[title]
Martin Scorsese 17. yüzyıl Japonya’sında tehlikeli bir yolculuğa atılan iki Cizvit papazının hikâyesini anlattığı son filmi ‘Silence’ ile düşündürücü ve güçlü bir edebi uyarlama ortaya koyarak, kariyerinde iz bırakacak bir filme daha imza atıyor. İnanç üzerine sorgulamalar içeren ‘Silence’ yönetmenin ‘The Last Temptation of Christ’ (1988) ve ‘The Age of Innocence / Masumiyet Yaşı’ (1993) filmlerinden aşina olduğumuz ağırbaşlı bir tona sahip. Scorsese’nin pek çok filminde olduğu gibi ‘Silence’da da şüphe, ego ve fedakârlık meselelerinin yabancı topraklarda bulunan Portekizli iki papazı yıkıma sürükleyişine şahit oluyoruz.

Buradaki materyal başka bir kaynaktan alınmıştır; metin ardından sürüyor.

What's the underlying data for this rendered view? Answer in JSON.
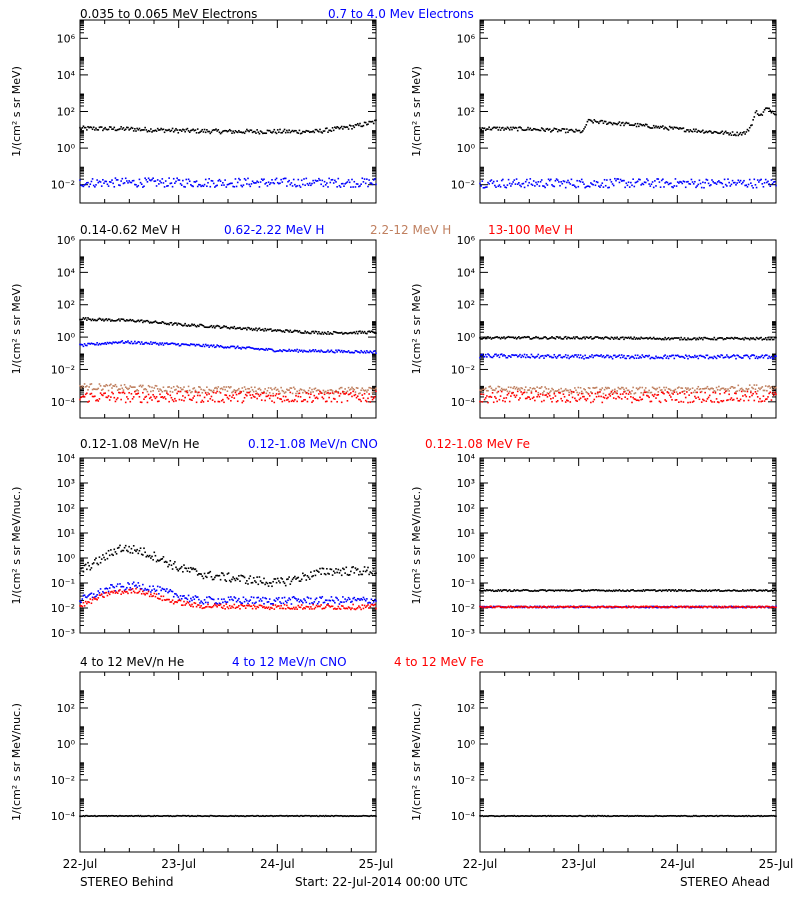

Shūsaku Endō’nun aynı adlı romanından uyarlanan ve Scorsese’nin neredeyse 30 yıldır üzerinde çalıştığı ‘Silence’, abartısız ve yerinde bir anlatım ile ıstırap duygusunu beyazperdeye taşıyor. Scorsese’nin belki de en olgun işi olarak nitelendirilebilecek film, tutkuyu ve inancı, apokaliptik bir atmosfer ile harmanlıyor. Ingmar Bergman ya da Carl Theodor Dreyer gibi auteur’lerin sinemasına yaklaşan Scorsese dini, en güçlü olanın bile mücadelede zorlandığı bir savaş alanı olarak tasvir ediyor. Adam Driver ve Andrew Garfield’in etkileyici oyunculukları da takdiri hak ediyor.